AS A YOUNG DOCTOR fresh out of medical school, Dr. George A. Hurst learned early on about the importance of treating the whole patient and not just the symptoms an illness presented. Hurst was fortunate to have been mentored by Dr. Charles LeMaistre, a renowned physician leader who went on to serve as both Chancellor of The University of Texas (UT) System and President of the UT M.D. Anderson Cancer Center in Houston.
“Dr. LeMaistre believed in taking care of the whole person and he had a profound impact on how I view patient care,” Dr. Hurst recalls. “He would often invite chaplains, social workers, and others who worked closely with patients to our medical staff meetings and he encouraged us to listen carefully to their input.”
That philosophy stayed with Dr. Hurst, who led the institution known today as The University of Texas Health Science Center at Tyler (UTHSCT) for 27 years, beginning in 1964.
Known for being compassionate and caring, Dr. Hurst’s philosophy of holistic patient care served as the impetus behind the creation of the George A. Hurst Distinguished Professorship in Whole Person Medicine, which was renamed in his honor in 1997.
“The best medical care is focused not only on patients’ medical needs, but on their spiritual, emotional, social, and economic needs as well,” says Dr. Hurst. During his tenure at UTHSCT, Dr. Hurst instituted training programs to help patient care providers better understand holistic medicine and communicate with more compassion.
Dr. David Shafer, an internal medicine physician, diabetes specialist, and UTHSCT professor, shares Dr. Hurst’s vision of medical care that is more patient-centered. Dr. Shafer has been the holder of the Hurst Professorship since 2000. Funding from this endowment has helped to support many important projects, including training for him and his staff that promotes a more integrated approach to diabetes care and education.
Recently, Dr. Shafer and his colleagues surveyed more than 300 patients about holistic care. The survey asked patients to indicate whether and how they wanted their physicians to address their spiritual and emotional needs. The survey’s results, which are being prepared for publication, found that a majority of patients, regardless of age or gender, prefer that their doctors bring up such issues.

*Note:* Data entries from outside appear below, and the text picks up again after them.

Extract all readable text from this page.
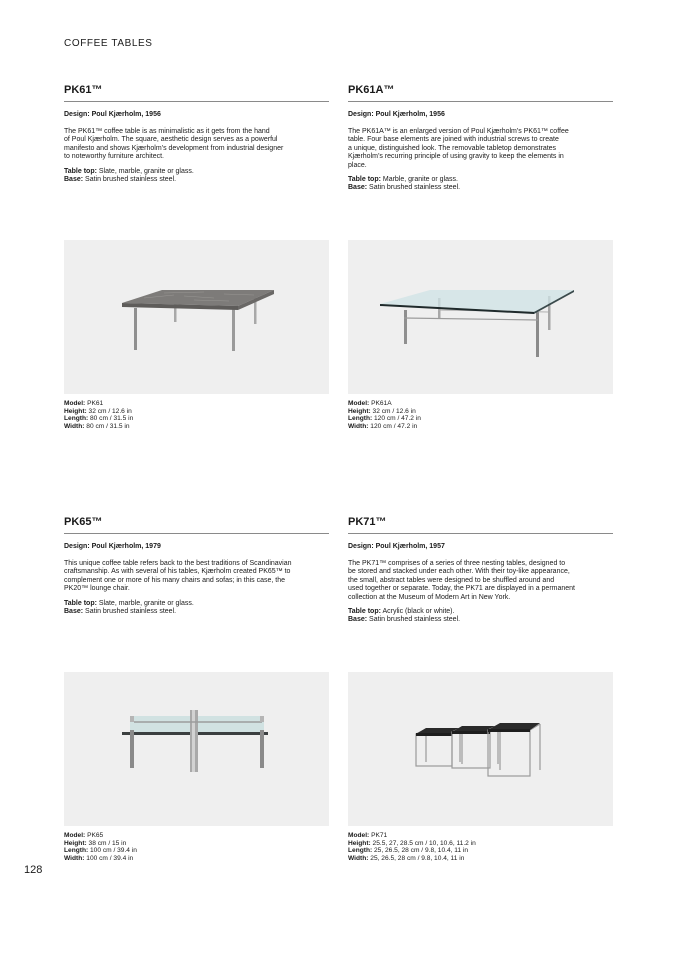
COFFEE TABLES
PK61™
Design: Poul Kjærholm, 1956
The PK61™ coffee table is as minimalistic as it gets from the hand
of Poul Kjærholm. The square, aesthetic design serves as a powerful
manifesto and shows Kjærholm’s development from industrial designer
to noteworthy furniture architect.
Table top: Slate, marble, granite or glass.
Base: Satin brushed stainless steel.
Model: PK61
Height: 32 cm / 12.6 in
Length: 80 cm / 31.5 in
Width: 80 cm / 31.5 in
PK61A™
Design: Poul Kjærholm, 1956
The PK61A™ is an enlarged version of Poul Kjærholm’s PK61™ coffee
table. Four base elements are joined with industrial screws to create
a unique, distinguished look. The removable tabletop demonstrates
Kjærholm’s recurring principle of using gravity to keep the elements in
place.
Table top: Marble, granite or glass.
Base: Satin brushed stainless steel.
Model: PK61A
Height: 32 cm / 12.6 in
Length: 120 cm / 47.2 in
Width: 120 cm / 47.2 in
PK65™
Design: Poul Kjærholm, 1979
This unique coffee table refers back to the best traditions of Scandinavian
craftsmanship. As with several of his tables, Kjærholm created PK65™ to
complement one or more of his many chairs and sofas; in this case, the
PK20™ lounge chair.
Table top: Slate, marble, granite or glass.
Base: Satin brushed stainless steel.
Model: PK65
Height: 38 cm / 15 in
Length: 100 cm / 39.4 in
Width: 100 cm / 39.4 in
PK71™
Design: Poul Kjærholm, 1957
The PK71™ comprises of a series of three nesting tables, designed to
be stored and stacked under each other. With their toy-like appearance,
the small, abstract tables were designed to be shuffled around and
used together or separate. Today, the PK71 are displayed in a permanent
collection at the Museum of Modern Art in New York.
Table top: Acrylic (black or white).
Base: Satin brushed stainless steel.
Model: PK71
Height: 25.5, 27, 28.5 cm / 10, 10.6, 11.2 in
Length: 25, 26.5, 28 cm / 9.8, 10.4, 11 in
Width: 25, 26.5, 28 cm / 9.8, 10.4, 11 in
128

Dr. Shafer says these findings echo his own experiences from more than 25 years practicing medicine: “I’ve found that understanding a patient’s spiritual and emotional outlook and personal circumstances not only helps me to provide better health care, but it also enables me to offer better guidance on issues like end-of-life directives.”
For Dr. Hurst, who retired as UTHSCT’s chief executive officer in 1998, the idea of holistic care is a return to medicine’s roots. Medical practitioners of old considered the spiritual and emotional needs of their patients as part of the health care they provided. “With new technologies, advanced therapies, managed care, and the business of medicine, we’ve moved away from caring for the whole person,” says Dr. Hurst. “Advances are wonderful, but we can’t forget who is at the center of the medical care we provide--the patient.”
Through the George A. Hurst Distinguished Professorship in Whole Person Medicine, one of the lasting legacies left by Dr. Hurst will be his commitment to combining the evolution of medicine with a patient-centered approach to caring for the whole person.